None of the teens showed any remorse or apologized for the murder. Paul Sweeney, the victim's father, addressed Domenic Coia, saying, "Look at me, Domenic. I know you think you have evil eyes but mine are going to be staring back at you every night for the rest of your life." Domenic Coia responded to the judge upon asking if he would like to be heard, "I never thought I had evil eyes. But other than that, I'm cool," something that would later be misquoted to make him look worse, according to Coia in his memoir, Biological Juvenile. The judge, in denying defense counsel's motion for a sentence that could allow for parole, said: "There is a level of inhumanity that exists in these facts. This was a totally depraved act."

==Resentencing==
In 2012, the Supreme Court in Miller v. Alabama struck down mandatory life without parole sentences for juveniles under 18, holding that the court must consider the individual circumstances of each juvenile defendant in determining sentence — which might still be life without parole if, in the court's judgment, the circumstances warrant it. The Supreme Court left open the question of whether Miller applied retroactively to trigger resentencing of all juveniles who were already sentenced, leaving this to the decision of individual state courts and legislatures. In Pennsylvania, where the Coias and Batzig were sentenced, the state supreme court ruled in 2013 not to apply Miller retroactively, thus upholding the mandatory life sentences of juveniles whose sentences were already final at the time of the Supreme Court ruling. However, the state supreme court also ruled (in a different case) that juveniles sentenced to mandatory life without parole whose sentences were not yet final at the time of Miller were entitled to a resentencing hearing considering their individual circumstances, at which they could receive a sentence of life without parole, or life with the possibility of parole after a minimum term. Batzig and Nicholas Coia, who both had appeals pending at the time of Miller, were granted such resentencing hearings.

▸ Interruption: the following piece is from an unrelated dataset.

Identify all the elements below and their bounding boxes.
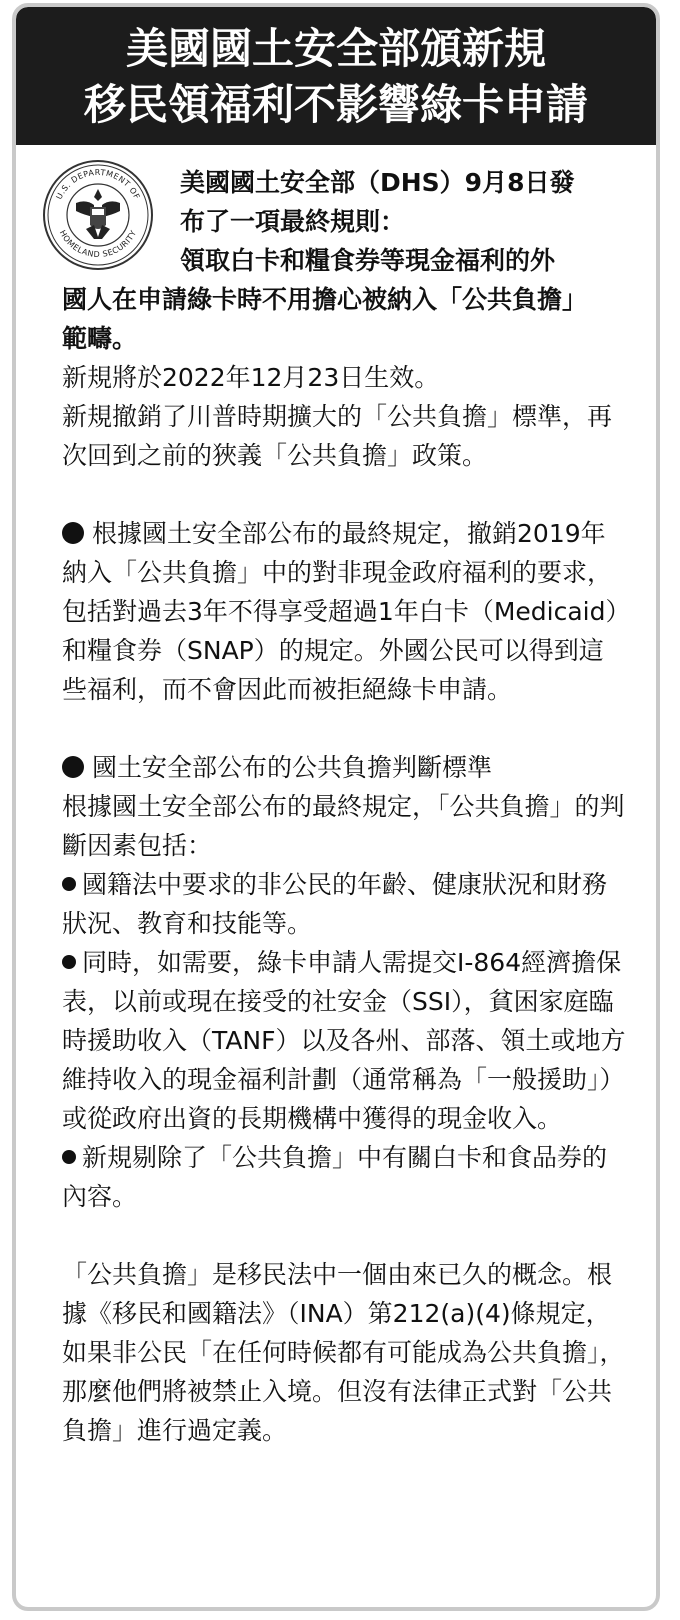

At Nicholas Coia's resentencing hearing on February 19, 2015, Common Pleas Judge Sandy L. V. Byrd sentenced him to life in prison without the possibility of parole, upholding the original 2005 sentence. Byrd noted, "This is an uncommon case, there are no factors which remove the defendant from the punishment of life in prison without parole," Byrd said. "Not only did he plan the assault, but he participated in the assault which was so violent that Jason Sweeney had to be identified with dental records."

==Memorial foundation==
Paul and Dawn Sweeney, Jason Sweeney's parents, set up the Jason Keel Sweeney Foundation, in memory of their son, to fund a full scholarship for the Valley Forge Military Academy and College, the school of their son's dreams. Jason Sweeney had wanted to attend the military school to become a Navy SEAL. He was accepted into the school, but could not afford the tuition.

==In popular culture==
A 2003 episode of CSI: Crime Scene Investigation titled "Coming of Rage" (Season 4, Episode 10) is based on the crime.

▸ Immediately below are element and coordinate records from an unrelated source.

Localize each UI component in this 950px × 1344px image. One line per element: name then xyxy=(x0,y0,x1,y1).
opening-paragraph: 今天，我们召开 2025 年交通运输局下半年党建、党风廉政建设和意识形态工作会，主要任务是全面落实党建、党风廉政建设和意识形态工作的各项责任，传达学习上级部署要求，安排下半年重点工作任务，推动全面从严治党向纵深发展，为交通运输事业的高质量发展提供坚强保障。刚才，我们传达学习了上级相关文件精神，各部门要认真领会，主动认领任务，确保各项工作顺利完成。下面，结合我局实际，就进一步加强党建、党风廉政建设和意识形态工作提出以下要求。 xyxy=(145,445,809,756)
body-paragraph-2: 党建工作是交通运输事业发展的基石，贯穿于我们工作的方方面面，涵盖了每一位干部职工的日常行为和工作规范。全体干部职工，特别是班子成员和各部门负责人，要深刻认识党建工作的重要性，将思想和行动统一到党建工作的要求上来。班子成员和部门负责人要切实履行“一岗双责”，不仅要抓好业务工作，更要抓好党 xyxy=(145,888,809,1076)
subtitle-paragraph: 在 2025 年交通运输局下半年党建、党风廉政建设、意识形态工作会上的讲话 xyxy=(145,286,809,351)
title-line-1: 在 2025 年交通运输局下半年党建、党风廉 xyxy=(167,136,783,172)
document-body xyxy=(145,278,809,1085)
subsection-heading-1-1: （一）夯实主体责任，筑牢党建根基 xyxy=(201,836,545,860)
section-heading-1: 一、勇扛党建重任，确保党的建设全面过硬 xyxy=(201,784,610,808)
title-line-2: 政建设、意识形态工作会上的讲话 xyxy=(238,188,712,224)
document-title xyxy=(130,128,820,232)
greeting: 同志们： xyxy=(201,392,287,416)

The crime inspired comic artist Kevin Colden's 2008 graphic novel Fishtown, which was nominated for an Eisner Award.

A 2012 episode of the Lifetime Movie Network series Killer Kids titled "Foul Ball and Framed" detailed the murder, including actual footage from the crime scene, in the second segment of the episode ("Framed").

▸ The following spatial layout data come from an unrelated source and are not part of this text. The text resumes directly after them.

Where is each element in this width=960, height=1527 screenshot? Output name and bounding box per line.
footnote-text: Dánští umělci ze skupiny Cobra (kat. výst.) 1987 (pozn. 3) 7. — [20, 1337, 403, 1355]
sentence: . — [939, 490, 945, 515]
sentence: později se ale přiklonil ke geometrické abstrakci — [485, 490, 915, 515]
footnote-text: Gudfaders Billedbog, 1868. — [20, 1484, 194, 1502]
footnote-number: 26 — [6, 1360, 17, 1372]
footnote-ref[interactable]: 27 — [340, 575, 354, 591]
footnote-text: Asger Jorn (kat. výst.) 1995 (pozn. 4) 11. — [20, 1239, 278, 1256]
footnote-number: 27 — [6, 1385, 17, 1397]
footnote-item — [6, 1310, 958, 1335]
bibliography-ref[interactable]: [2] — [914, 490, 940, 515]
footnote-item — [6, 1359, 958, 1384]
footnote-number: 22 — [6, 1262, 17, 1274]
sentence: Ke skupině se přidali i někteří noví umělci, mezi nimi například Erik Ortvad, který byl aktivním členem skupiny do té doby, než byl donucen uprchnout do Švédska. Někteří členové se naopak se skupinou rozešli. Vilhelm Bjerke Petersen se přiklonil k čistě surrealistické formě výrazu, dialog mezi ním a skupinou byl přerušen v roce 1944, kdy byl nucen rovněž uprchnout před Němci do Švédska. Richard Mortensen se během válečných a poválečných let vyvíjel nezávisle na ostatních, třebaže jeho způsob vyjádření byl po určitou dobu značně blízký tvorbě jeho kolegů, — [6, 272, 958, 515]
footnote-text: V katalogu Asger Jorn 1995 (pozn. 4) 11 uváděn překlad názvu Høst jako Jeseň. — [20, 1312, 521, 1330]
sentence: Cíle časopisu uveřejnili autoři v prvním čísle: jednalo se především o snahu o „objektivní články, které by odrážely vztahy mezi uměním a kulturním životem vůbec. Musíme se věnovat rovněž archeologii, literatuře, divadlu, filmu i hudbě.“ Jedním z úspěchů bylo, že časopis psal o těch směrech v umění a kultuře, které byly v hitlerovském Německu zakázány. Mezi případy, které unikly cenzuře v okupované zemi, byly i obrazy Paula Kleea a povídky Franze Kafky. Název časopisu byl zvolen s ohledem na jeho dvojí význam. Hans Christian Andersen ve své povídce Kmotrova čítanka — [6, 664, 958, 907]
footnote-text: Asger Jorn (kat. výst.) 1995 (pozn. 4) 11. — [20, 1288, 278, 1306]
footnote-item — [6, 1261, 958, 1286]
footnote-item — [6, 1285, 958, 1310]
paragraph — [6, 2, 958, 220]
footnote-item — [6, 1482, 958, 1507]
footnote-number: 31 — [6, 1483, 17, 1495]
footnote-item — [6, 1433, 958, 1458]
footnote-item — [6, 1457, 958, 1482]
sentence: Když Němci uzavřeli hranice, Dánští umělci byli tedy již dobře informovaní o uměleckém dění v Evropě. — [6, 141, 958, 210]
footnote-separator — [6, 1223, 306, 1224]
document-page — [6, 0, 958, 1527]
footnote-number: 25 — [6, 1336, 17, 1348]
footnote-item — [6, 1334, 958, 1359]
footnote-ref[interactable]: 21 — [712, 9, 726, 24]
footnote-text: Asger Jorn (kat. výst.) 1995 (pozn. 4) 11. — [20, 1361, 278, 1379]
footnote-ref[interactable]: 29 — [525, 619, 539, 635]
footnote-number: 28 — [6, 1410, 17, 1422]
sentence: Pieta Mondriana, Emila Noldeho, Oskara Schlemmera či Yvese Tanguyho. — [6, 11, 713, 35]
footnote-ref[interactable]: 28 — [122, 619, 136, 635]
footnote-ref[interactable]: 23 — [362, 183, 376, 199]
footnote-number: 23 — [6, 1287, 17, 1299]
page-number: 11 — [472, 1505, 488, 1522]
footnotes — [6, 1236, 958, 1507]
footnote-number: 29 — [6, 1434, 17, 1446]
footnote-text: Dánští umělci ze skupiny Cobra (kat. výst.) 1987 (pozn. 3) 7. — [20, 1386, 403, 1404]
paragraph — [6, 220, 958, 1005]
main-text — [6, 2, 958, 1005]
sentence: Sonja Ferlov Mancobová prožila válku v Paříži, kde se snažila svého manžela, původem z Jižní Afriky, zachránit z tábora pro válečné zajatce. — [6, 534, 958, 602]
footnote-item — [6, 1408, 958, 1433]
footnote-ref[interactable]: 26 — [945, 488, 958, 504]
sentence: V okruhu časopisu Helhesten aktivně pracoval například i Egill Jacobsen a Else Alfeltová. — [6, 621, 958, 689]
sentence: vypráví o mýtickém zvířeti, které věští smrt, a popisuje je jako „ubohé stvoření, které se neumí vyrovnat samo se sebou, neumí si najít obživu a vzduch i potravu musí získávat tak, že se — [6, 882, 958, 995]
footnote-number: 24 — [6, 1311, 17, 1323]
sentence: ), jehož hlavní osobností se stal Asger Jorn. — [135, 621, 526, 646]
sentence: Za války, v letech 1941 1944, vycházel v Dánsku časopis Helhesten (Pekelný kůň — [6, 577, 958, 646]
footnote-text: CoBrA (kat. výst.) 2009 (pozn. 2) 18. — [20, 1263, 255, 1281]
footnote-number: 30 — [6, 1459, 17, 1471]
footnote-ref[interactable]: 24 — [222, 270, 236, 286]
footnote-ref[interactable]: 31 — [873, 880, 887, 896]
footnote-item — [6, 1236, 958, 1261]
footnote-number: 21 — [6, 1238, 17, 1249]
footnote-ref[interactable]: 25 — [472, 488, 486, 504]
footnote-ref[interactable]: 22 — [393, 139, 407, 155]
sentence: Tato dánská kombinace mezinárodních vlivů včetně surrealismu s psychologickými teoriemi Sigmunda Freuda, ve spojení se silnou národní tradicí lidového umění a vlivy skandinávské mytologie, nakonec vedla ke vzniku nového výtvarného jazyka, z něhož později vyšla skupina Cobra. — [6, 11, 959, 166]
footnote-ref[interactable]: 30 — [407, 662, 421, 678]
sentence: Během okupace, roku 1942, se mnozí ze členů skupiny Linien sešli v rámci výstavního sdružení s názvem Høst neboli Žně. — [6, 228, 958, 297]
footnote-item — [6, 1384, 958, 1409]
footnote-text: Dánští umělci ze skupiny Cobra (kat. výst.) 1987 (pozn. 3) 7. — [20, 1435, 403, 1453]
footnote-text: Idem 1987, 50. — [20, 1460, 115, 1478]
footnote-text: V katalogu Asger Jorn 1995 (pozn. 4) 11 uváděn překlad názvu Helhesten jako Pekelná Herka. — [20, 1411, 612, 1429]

In 2013, Domenic Coia wrote a memoir of his life and the murder, titled Biological Juvenile. It was subsequently posted in PDF form on the website prisonsfoundation.org. In the memoir, he expresses remorse for his actions, explains why he did not apologize during the final trial, criticizes the law system in the US, gives full context of what he did say at the trial and to detectives, and apologizes to both his family and the Sweeney family.

An episode of Murder Among Friends, titled '"Friend Fatale," on Investigation Discovery profiled the murder of Jason Sweeney on May 17, 2016, less than two weeks before the 13th anniversary of Sweeney's death.

The murder was covered in Season 1, Episode 3 of Deadliest Kids, titled "The Murder of Jason Sweeney" and aired in 2021.